En México me reencontré con la obra de Habermas, de la mano de René Millán Velenzuela, mi extraordinario y creativo profesor de teoría social y cultural.  Me metí de lleno en la lectura de la teoría de la acción comunicativa, así como sus escritos sobre los Problemas del de legitimación del capitalismo tardío y su El discurso filosófico de la modernidad; presté atención a su debate con clásicos como Max Weber –a quien estudiaba en otra asignatura del programa de postgrado— y también a su debate con autores actuales como Niklas Luhman. Pero, sobre todo, traté de entender su visión de cómo se constituyó la modernidad occidental y cuál es la mejor manera de comprender sus problemáticas más acuciantes, como las crisis políticas; la erosión de la cultura y los cambios culturales; los medios de comunicación y la opinión pública; las estructuras estales, la democracia y los derechos humanos; y la economía y el medio ambiente.  Su compromiso con la democracia –que debe sostenerse en unos supuestos ideales de comunicación—me pareció digna de elogio y respeto.

Así pues, en mi recuentro con la obra de Habermas traté de aprender lo más que pude de él, a través de sus obras y de profesores como René Millán. Cuando regresé a El Salvador, en 1994, para reintegrarme a mis labores docentes y de investigación en la UCA venía con un buen bagaje conceptual, de análisis y ético político de procedencia habermasiana. Lo primero que hice, en reconocimiento a mi deuda con este pensador, fue trabajar en un ensayo dedicado a su confrontación con Niklas Luhmann, el cual titulé “Teoría crítica y teoría de sistemas: la confrontación Habermas-Luhmann”. 

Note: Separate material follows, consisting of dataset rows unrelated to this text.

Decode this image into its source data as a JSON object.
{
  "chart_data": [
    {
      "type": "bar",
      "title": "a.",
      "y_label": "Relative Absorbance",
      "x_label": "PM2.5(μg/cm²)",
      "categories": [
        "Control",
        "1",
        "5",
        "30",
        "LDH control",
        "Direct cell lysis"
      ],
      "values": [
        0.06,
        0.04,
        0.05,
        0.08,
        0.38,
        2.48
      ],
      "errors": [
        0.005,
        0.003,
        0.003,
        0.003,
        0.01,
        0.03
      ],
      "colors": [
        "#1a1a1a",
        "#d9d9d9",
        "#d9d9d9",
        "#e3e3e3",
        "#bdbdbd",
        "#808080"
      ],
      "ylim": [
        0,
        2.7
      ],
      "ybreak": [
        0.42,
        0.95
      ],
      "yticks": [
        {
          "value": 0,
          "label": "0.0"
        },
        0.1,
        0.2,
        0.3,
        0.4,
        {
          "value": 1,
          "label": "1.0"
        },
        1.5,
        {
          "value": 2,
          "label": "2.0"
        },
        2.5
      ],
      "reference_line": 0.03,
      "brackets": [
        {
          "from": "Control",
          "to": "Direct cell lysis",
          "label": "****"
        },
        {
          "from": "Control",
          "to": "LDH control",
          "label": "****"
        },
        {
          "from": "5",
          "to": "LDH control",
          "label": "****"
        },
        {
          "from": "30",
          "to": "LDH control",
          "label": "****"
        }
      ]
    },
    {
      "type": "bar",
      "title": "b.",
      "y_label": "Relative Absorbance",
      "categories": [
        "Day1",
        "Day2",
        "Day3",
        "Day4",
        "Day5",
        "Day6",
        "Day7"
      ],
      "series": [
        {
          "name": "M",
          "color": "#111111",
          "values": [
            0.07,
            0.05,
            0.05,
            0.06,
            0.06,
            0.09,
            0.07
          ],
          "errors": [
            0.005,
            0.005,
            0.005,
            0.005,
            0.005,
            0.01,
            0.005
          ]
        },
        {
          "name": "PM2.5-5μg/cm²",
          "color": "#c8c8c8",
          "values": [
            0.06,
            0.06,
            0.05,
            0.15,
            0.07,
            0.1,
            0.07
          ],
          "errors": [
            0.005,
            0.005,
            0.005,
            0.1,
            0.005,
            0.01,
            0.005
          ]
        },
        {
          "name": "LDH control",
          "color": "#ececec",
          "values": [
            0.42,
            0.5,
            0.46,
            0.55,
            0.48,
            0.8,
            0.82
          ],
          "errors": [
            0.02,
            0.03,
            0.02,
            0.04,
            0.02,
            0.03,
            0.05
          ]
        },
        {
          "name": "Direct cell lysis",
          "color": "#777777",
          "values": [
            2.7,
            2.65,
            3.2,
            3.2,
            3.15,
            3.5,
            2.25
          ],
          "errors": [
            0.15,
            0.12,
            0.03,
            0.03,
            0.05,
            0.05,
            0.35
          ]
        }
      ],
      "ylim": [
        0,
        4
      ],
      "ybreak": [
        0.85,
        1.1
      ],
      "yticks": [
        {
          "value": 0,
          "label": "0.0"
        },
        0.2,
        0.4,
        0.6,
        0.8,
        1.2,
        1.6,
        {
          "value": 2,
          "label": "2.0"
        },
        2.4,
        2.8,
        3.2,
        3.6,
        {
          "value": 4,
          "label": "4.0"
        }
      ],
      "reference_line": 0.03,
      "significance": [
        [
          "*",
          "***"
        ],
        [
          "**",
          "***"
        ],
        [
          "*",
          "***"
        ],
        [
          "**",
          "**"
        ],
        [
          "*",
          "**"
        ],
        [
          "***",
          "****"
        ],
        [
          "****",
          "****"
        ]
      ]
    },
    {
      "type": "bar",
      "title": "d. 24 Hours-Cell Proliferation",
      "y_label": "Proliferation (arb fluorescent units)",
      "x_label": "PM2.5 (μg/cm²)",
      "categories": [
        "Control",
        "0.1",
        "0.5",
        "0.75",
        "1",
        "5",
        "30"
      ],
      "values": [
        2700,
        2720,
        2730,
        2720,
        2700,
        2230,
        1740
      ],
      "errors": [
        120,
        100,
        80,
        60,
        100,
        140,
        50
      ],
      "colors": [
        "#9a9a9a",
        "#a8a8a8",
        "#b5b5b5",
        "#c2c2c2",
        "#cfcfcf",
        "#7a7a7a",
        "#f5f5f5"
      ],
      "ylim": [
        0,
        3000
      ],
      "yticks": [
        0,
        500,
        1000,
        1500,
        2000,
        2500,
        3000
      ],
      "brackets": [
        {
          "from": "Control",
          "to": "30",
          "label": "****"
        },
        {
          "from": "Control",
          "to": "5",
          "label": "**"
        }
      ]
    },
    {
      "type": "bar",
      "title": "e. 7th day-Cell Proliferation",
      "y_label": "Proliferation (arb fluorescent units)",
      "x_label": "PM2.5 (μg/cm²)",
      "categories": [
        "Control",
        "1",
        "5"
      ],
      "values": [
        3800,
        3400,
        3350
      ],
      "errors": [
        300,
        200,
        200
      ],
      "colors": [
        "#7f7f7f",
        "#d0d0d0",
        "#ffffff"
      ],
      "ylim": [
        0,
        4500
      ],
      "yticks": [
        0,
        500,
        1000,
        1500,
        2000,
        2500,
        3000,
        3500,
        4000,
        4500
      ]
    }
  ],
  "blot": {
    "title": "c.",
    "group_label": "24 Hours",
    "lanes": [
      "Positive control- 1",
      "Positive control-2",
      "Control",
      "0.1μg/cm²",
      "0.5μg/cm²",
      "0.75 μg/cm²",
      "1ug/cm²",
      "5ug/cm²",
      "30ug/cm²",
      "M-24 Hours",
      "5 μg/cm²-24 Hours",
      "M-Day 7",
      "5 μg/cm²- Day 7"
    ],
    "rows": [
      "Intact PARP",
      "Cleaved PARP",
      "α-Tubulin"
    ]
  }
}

Expliqué sus ideas en múltiples clases, pero –más que eso— en mis ensayos y artículos dedicados al análisis social, político, cultural o educativo los marcos conceptuales habermasianos se hicieron, y siguen, presentes. Lo que quiero decir con esto es que Jürgen Habermas llegó para quedarse para siempre en mis estructuras mentales, en mis enfoques analíticos y en mis compromisos ético-políticos. Fue uno de los dos autores esenciales –el otro fue Karl Popper— que se convirtieron en el puente que me ayudó a transitar desde la filosofía hacia las ciencias sociales; y, lo reconozco, es un puente que no he cruzado –ni quiero ni creo que pueda cruzar— del todo: estoy atado a la filosofía con un fuerte nudo que ha sido amarrado por ese portento intelectual y moral que fue Jürgen Habermas. Asimismo, he hecho amarres fuertes con las ciencias sociales y naturales y, en este quehacer, me he acercado hacia actividades investigativas ajenas, por su especificidad, a las grandes problemáticas que siempre acuciaron a este pensador. También me he decantado por el estudio de lo fáctico (social y natural), para explicarlo, y Habermas siempre mostró reparos a lo explicativo en el sentido que es usado en las ciencias empíricas; lo suyo fue la comprensión, en un sentido más cercano a la hermenéutica gadameriana.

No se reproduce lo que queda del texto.